Inovio COVID-19 vaccine

Vaccine description
- Target: SARS-CoV-2
- Vaccine type: DNA

Clinical data
- Other names: INO-4800
- Routes of administration: Intradermal

Identifiers
- CAS Number: 2535490-43-6;
- DrugBank: DB15693;

= Inovio COVID-19 vaccine =

COVID-19 vaccine candidate

Inovio COVID-19 vaccine is a COVID-19 vaccine candidate developed by Inovio Pharmaceuticals.

== History ==
In February 2020 after receiving details of the genetic sequence of the coronavirus, Inovio announced that it had produced a preclinical DNA-based vaccine as a potential therapy for COVID-19. Inovio is in competition to develop a coronavirus vaccine with numerous other companies, which were conducting preclinical or early-stage human research on more than 170 vaccine candidates, as of late June. In April 2020, Inovio began a Phase I trial of the COVID-19 vaccine candidate, INO-4800.

=== Clinical trials ===
Inovio is collaborating with Beijing Advaccine Biotechnology Co., a Chinese biotech firm, in order to speed its acceptance by regulatory authorities in China, with plans to begin human clinical trials of a candidate vaccine in China during the first half of 2020. Inovio has partnerships with manufacturers to scale up production of a vaccine if preliminary efficacy trials are successful. In April 2020, the company began human Phase I safety studies of its lead vaccine (INO-4800) in the United States, and a Phase I-II trial in South Korea, to test for immunization against the COVID-19 virus.

In early June, Inovio partnered with the International Vaccine Institute and Seoul National University, South Korea, to advance human research on INO-4800 in a Phase I-II safety and efficacy trial to be conducted on 120 participants at Seoul National University Hospital beginning in June. The trial is funded by the Coalition for Epidemic Preparedness Innovations and supported by the Korea Centers for Disease Control and Prevention and the Korea National Institute of Health.

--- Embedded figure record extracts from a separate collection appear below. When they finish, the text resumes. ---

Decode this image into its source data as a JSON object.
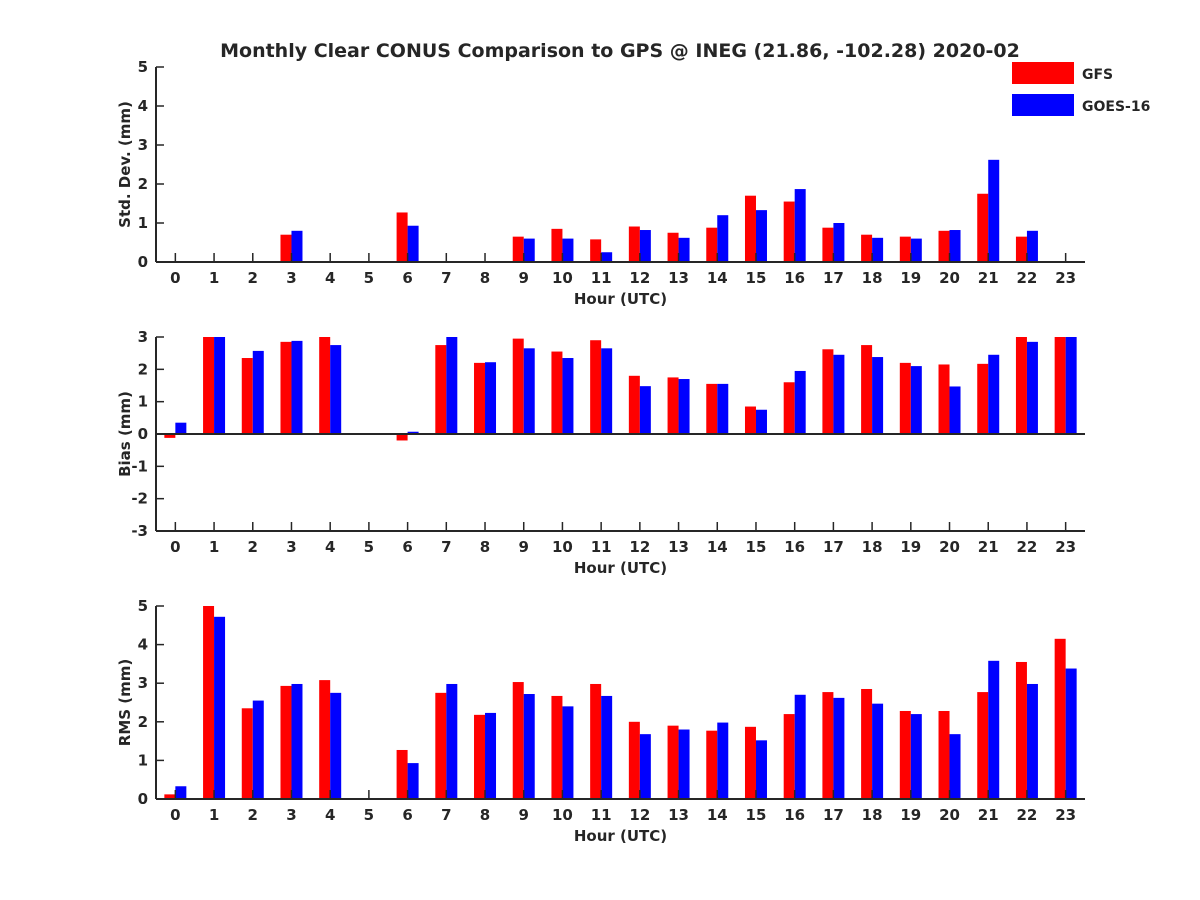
{
  "title": "Monthly Clear CONUS Comparison to GPS @ INEG (21.86, -102.28) 2020-02",
  "colors": {
    "GFS": "#ff0000",
    "GOES-16": "#0000ff",
    "axis": "#262626"
  },
  "legend": [
    "GFS",
    "GOES-16"
  ],
  "chart_data": [
    {
      "type": "bar",
      "ylabel": "Std. Dev. (mm)",
      "xlabel": "Hour (UTC)",
      "ylim": [
        0,
        5
      ],
      "yticks": [
        "0",
        "1",
        "2",
        "3",
        "4",
        "5"
      ],
      "categories": [
        "0",
        "1",
        "2",
        "3",
        "4",
        "5",
        "6",
        "7",
        "8",
        "9",
        "10",
        "11",
        "12",
        "13",
        "14",
        "15",
        "16",
        "17",
        "18",
        "19",
        "20",
        "21",
        "22",
        "23"
      ],
      "series": [
        {
          "name": "GFS",
          "values": [
            0,
            0,
            0,
            0.7,
            0,
            0,
            1.27,
            0,
            0,
            0.65,
            0.85,
            0.58,
            0.91,
            0.75,
            0.88,
            1.7,
            1.55,
            0.88,
            0.7,
            0.65,
            0.8,
            1.75,
            0.65,
            0
          ]
        },
        {
          "name": "GOES-16",
          "values": [
            0,
            0,
            0,
            0.8,
            0,
            0,
            0.93,
            0,
            0,
            0.6,
            0.6,
            0.25,
            0.82,
            0.62,
            1.2,
            1.33,
            1.87,
            1.0,
            0.62,
            0.6,
            0.82,
            2.62,
            0.8,
            0
          ]
        }
      ]
    },
    {
      "type": "bar",
      "ylabel": "Bias (mm)",
      "xlabel": "Hour (UTC)",
      "ylim": [
        -3,
        3
      ],
      "yticks": [
        "-3",
        "-2",
        "-1",
        "0",
        "1",
        "2",
        "3"
      ],
      "categories": [
        "0",
        "1",
        "2",
        "3",
        "4",
        "5",
        "6",
        "7",
        "8",
        "9",
        "10",
        "11",
        "12",
        "13",
        "14",
        "15",
        "16",
        "17",
        "18",
        "19",
        "20",
        "21",
        "22",
        "23"
      ],
      "series": [
        {
          "name": "GFS",
          "values": [
            -0.12,
            3.0,
            2.35,
            2.85,
            3.0,
            0,
            -0.2,
            2.75,
            2.2,
            2.95,
            2.55,
            2.9,
            1.8,
            1.75,
            1.55,
            0.85,
            1.6,
            2.62,
            2.75,
            2.2,
            2.15,
            2.17,
            3.0,
            3.0
          ]
        },
        {
          "name": "GOES-16",
          "values": [
            0.35,
            3.0,
            2.57,
            2.88,
            2.75,
            0,
            0.07,
            3.0,
            2.22,
            2.65,
            2.35,
            2.65,
            1.48,
            1.7,
            1.55,
            0.75,
            1.95,
            2.45,
            2.38,
            2.1,
            1.47,
            2.45,
            2.85,
            3.0
          ]
        }
      ]
    },
    {
      "type": "bar",
      "ylabel": "RMS (mm)",
      "xlabel": "Hour (UTC)",
      "ylim": [
        0,
        5
      ],
      "yticks": [
        "0",
        "1",
        "2",
        "3",
        "4",
        "5"
      ],
      "categories": [
        "0",
        "1",
        "2",
        "3",
        "4",
        "5",
        "6",
        "7",
        "8",
        "9",
        "10",
        "11",
        "12",
        "13",
        "14",
        "15",
        "16",
        "17",
        "18",
        "19",
        "20",
        "21",
        "22",
        "23"
      ],
      "series": [
        {
          "name": "GFS",
          "values": [
            0.12,
            5.0,
            2.35,
            2.93,
            3.08,
            0,
            1.27,
            2.75,
            2.18,
            3.03,
            2.67,
            2.98,
            2.0,
            1.9,
            1.77,
            1.87,
            2.2,
            2.77,
            2.85,
            2.28,
            2.28,
            2.77,
            3.55,
            4.15
          ]
        },
        {
          "name": "GOES-16",
          "values": [
            0.33,
            4.72,
            2.55,
            2.98,
            2.75,
            0,
            0.93,
            2.98,
            2.23,
            2.72,
            2.4,
            2.67,
            1.68,
            1.8,
            1.98,
            1.52,
            2.7,
            2.62,
            2.47,
            2.2,
            1.68,
            3.58,
            2.98,
            3.38
          ]
        }
      ]
    }
  ]
}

On 23 April 2021 Inovio said the U.S. Department of Defense discontinued funding for the phase III portion of an ongoing trial of its COVID-19 vaccine candidate, INO-4800, in light of the broad availability of other COVID-19 vaccines in the U.S. The news followed recent phase I data showing '4800 performed about in line with already available competitors against the existing SARS-CoV-2 variants. NOVIO's global Phase 3 efficacy trial receives authorization to proceed from Brazil; other countries to follow.

On 26 August 2021 Inovio's global Phase 3 efficacy trial receives authorization to proceed from Brazil.

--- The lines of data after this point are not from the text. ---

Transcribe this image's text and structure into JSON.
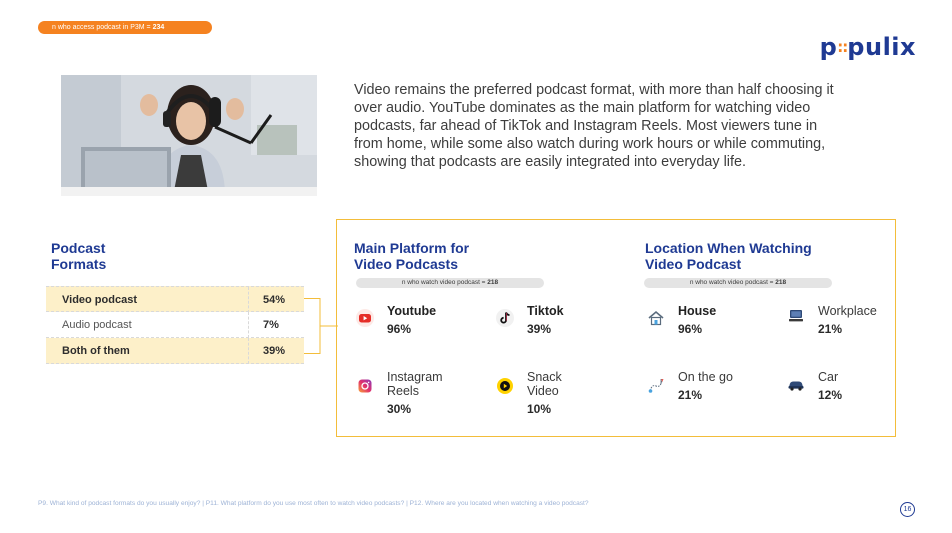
{
  "sample": {
    "prefix": "n who access podcast in P3M = ",
    "value": "234"
  },
  "brand": {
    "left": "p",
    "dots": "::",
    "right": "pulix",
    "color": "#1f3a93",
    "accent": "#f58220"
  },
  "intro": "Video remains the preferred podcast format, with more than half choosing it over audio. YouTube dominates as the main platform for watching video podcasts, far ahead of TikTok and Instagram Reels. Most viewers tune in from home, while some also watch during work hours or while commuting, showing that podcasts are easily integrated into everyday life.",
  "formats": {
    "title_line1": "Podcast",
    "title_line2": "Formats",
    "rows": [
      {
        "label": "Video podcast",
        "value": "54%"
      },
      {
        "label": "Audio podcast",
        "value": "7%"
      },
      {
        "label": "Both of them",
        "value": "39%"
      }
    ]
  },
  "platform": {
    "title_line1": "Main Platform for",
    "title_line2": "Video Podcasts",
    "n_prefix": "n who watch video podcast = ",
    "n_value": "218",
    "items": [
      {
        "name1": "Youtube",
        "name2": "",
        "value": "96%",
        "icon": "youtube-icon"
      },
      {
        "name1": "Tiktok",
        "name2": "",
        "value": "39%",
        "icon": "tiktok-icon"
      },
      {
        "name1": "Instagram",
        "name2": "Reels",
        "value": "30%",
        "icon": "instagram-icon"
      },
      {
        "name1": "Snack",
        "name2": "Video",
        "value": "10%",
        "icon": "snack-video-icon"
      }
    ]
  },
  "location": {
    "title_line1": "Location When Watching",
    "title_line2": "Video Podcast",
    "n_prefix": "n who watch video podcast = ",
    "n_value": "218",
    "items": [
      {
        "name1": "House",
        "name2": "",
        "value": "96%",
        "icon": "house-icon"
      },
      {
        "name1": "Workplace",
        "name2": "",
        "value": "21%",
        "icon": "workplace-icon"
      },
      {
        "name1": "On the go",
        "name2": "",
        "value": "21%",
        "icon": "on-the-go-icon"
      },
      {
        "name1": "Car",
        "name2": "",
        "value": "12%",
        "icon": "car-icon"
      }
    ]
  },
  "footnote": "P9. What kind of podcast formats do you usually enjoy? | P11. What platform do you use most often to watch video podcasts? | P12. Where are you located when watching a video podcast?",
  "page_number": "16"
}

On 26 October 2021 The World Health Organization launched a Global COVID-19 Trial termed as the Solidarity Trial Vaccines. Inovio INO-4800 was chosen as the first DNA Vaccine to be introduced in the largest vaccine trial in history. The Countries of Colombia, Mali and the Philippines announced participation with many other countries yet to be named. The WHO is directly financing this trial.

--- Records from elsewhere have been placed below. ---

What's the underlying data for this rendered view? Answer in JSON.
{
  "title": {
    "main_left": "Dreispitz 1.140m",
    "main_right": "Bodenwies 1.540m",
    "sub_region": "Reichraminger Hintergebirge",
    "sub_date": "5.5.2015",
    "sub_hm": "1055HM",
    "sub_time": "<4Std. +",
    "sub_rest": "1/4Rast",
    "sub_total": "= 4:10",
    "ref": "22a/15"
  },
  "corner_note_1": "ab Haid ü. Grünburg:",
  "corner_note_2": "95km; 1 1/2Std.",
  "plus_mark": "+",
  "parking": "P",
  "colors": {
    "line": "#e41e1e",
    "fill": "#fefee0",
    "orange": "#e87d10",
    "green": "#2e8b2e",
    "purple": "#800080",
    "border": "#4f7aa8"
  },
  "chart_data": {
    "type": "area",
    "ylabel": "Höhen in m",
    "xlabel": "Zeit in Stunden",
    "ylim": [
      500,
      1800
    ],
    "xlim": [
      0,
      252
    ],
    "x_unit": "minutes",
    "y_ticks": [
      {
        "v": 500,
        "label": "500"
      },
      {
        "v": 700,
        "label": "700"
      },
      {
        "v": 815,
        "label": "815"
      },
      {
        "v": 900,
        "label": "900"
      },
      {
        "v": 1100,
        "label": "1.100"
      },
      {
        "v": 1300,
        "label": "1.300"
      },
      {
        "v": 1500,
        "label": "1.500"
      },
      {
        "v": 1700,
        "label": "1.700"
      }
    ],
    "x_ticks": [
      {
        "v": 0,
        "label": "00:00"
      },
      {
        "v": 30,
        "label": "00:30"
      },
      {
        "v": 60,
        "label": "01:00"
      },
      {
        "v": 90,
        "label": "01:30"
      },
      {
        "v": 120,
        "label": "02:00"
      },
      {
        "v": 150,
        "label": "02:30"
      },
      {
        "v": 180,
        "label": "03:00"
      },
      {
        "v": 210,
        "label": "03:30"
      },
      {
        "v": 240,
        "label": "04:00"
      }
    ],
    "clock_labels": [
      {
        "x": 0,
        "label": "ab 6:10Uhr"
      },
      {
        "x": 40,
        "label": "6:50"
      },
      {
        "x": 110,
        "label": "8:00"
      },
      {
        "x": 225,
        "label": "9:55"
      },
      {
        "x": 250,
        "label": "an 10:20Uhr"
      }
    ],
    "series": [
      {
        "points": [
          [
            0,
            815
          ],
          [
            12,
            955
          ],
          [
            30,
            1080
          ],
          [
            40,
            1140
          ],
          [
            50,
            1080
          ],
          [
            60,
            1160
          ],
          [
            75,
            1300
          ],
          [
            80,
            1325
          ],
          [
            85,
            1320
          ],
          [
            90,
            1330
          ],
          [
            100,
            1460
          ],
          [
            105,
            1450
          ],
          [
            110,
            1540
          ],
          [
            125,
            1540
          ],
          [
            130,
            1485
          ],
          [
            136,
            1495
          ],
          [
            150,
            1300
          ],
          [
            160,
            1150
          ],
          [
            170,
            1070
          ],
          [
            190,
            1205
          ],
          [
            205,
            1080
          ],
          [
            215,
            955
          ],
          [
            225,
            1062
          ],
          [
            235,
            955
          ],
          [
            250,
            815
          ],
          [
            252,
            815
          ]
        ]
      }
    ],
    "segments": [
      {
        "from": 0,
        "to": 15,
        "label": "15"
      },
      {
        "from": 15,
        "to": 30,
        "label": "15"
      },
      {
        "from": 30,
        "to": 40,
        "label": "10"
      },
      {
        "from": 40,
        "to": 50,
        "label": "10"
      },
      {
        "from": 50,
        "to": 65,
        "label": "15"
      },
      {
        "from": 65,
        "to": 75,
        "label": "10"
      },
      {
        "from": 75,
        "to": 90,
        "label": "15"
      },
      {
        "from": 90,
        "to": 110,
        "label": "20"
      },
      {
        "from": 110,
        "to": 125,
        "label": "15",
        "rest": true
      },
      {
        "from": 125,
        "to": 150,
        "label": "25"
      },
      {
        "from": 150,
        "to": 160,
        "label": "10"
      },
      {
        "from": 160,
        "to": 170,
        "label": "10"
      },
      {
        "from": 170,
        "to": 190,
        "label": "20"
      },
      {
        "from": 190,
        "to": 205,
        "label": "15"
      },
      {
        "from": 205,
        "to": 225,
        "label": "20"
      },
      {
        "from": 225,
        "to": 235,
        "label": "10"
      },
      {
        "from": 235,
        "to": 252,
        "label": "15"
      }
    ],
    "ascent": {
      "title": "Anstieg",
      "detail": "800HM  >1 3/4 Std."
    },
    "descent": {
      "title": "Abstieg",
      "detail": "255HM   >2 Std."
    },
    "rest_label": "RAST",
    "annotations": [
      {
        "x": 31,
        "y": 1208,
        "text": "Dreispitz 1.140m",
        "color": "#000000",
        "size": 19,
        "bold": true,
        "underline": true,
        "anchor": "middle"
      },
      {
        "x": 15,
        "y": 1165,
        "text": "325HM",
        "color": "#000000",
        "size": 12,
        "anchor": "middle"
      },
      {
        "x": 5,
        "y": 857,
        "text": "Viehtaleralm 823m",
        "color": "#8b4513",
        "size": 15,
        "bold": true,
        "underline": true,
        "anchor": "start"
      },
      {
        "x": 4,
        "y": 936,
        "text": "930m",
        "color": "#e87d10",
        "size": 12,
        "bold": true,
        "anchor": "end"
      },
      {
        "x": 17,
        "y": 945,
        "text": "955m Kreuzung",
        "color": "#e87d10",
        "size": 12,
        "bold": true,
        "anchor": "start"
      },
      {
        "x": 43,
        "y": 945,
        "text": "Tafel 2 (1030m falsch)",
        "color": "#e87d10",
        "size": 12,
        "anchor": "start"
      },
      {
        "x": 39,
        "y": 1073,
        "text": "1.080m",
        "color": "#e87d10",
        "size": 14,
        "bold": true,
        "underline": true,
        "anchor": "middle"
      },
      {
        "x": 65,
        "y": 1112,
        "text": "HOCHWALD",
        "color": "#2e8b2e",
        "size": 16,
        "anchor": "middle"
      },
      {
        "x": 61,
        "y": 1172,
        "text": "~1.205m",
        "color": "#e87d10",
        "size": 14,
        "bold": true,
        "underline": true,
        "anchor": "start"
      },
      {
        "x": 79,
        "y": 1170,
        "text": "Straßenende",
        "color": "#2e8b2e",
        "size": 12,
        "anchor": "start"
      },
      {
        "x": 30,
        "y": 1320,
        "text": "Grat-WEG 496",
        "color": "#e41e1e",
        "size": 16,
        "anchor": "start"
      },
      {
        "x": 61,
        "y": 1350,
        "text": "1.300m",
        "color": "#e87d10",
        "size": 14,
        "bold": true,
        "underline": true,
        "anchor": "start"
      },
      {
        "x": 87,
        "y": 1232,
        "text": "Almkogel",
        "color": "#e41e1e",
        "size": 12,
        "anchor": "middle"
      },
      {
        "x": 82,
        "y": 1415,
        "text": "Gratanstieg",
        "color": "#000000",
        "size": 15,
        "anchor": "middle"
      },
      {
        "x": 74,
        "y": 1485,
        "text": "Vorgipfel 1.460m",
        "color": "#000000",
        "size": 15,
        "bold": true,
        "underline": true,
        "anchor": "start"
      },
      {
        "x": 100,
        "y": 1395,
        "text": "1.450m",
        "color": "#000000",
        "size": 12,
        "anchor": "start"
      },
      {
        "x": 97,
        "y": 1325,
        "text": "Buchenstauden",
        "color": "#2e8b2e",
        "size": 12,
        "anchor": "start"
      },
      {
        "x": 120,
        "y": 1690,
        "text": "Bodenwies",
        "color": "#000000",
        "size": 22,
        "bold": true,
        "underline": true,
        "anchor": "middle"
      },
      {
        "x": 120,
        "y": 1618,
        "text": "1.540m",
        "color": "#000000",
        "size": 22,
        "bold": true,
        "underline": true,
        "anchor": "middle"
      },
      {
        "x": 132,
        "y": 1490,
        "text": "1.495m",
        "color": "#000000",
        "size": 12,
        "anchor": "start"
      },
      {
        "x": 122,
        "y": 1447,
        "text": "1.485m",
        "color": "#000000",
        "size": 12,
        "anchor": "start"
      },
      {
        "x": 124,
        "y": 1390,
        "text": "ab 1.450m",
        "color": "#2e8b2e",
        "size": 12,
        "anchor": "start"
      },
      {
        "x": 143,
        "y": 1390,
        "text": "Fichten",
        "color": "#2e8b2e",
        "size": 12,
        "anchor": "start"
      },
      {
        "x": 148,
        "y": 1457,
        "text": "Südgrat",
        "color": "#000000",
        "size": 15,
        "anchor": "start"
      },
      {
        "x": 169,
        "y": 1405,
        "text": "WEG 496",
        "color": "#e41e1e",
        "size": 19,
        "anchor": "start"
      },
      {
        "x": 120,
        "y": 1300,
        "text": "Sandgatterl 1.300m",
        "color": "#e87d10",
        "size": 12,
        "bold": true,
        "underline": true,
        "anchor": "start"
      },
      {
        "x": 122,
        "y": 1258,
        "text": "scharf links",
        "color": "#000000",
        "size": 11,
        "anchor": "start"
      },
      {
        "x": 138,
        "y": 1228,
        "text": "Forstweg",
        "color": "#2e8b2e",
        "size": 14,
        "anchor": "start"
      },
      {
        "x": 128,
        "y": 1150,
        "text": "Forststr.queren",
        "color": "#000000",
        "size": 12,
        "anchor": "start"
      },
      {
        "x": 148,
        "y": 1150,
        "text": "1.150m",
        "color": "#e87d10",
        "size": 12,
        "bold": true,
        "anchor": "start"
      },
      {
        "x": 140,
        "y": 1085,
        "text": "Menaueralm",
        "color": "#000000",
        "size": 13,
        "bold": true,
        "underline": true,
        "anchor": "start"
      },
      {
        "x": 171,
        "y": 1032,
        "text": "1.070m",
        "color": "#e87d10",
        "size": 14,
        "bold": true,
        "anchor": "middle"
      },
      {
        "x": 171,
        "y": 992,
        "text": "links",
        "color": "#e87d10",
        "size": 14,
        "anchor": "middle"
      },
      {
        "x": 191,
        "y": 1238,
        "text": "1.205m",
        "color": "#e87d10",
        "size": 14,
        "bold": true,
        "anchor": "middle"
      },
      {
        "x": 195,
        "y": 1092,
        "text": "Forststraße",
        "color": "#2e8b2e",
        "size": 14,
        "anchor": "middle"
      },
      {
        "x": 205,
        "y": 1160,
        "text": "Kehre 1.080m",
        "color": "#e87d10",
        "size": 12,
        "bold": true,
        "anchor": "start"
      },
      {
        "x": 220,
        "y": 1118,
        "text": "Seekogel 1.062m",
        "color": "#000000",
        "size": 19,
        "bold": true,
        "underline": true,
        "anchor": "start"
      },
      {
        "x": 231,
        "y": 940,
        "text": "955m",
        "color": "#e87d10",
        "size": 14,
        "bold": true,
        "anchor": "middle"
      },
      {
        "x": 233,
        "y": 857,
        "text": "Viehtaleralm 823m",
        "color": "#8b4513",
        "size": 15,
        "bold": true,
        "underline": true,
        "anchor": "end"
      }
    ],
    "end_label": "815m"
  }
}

On 14 December 2021 Inovio released Clinical Data on Phase 1 and 2 trials held in the USA. The Data showed zero Level 3 Adverse Events. Conclusion INO-4800 appears safe and tolerable as a primary series and as a booster with the induction of both humoral and cellular immune responses. In addition to eliciting neutralizing antibodies, INO-4800 also induced T cell immune responses as demonstrated by IFNγ ELISpot. Finally, as a homologous booster, INO-4800, when administered 6–10.5 months following the primary series, resulted in an increased immune response without increase in reactogenicity.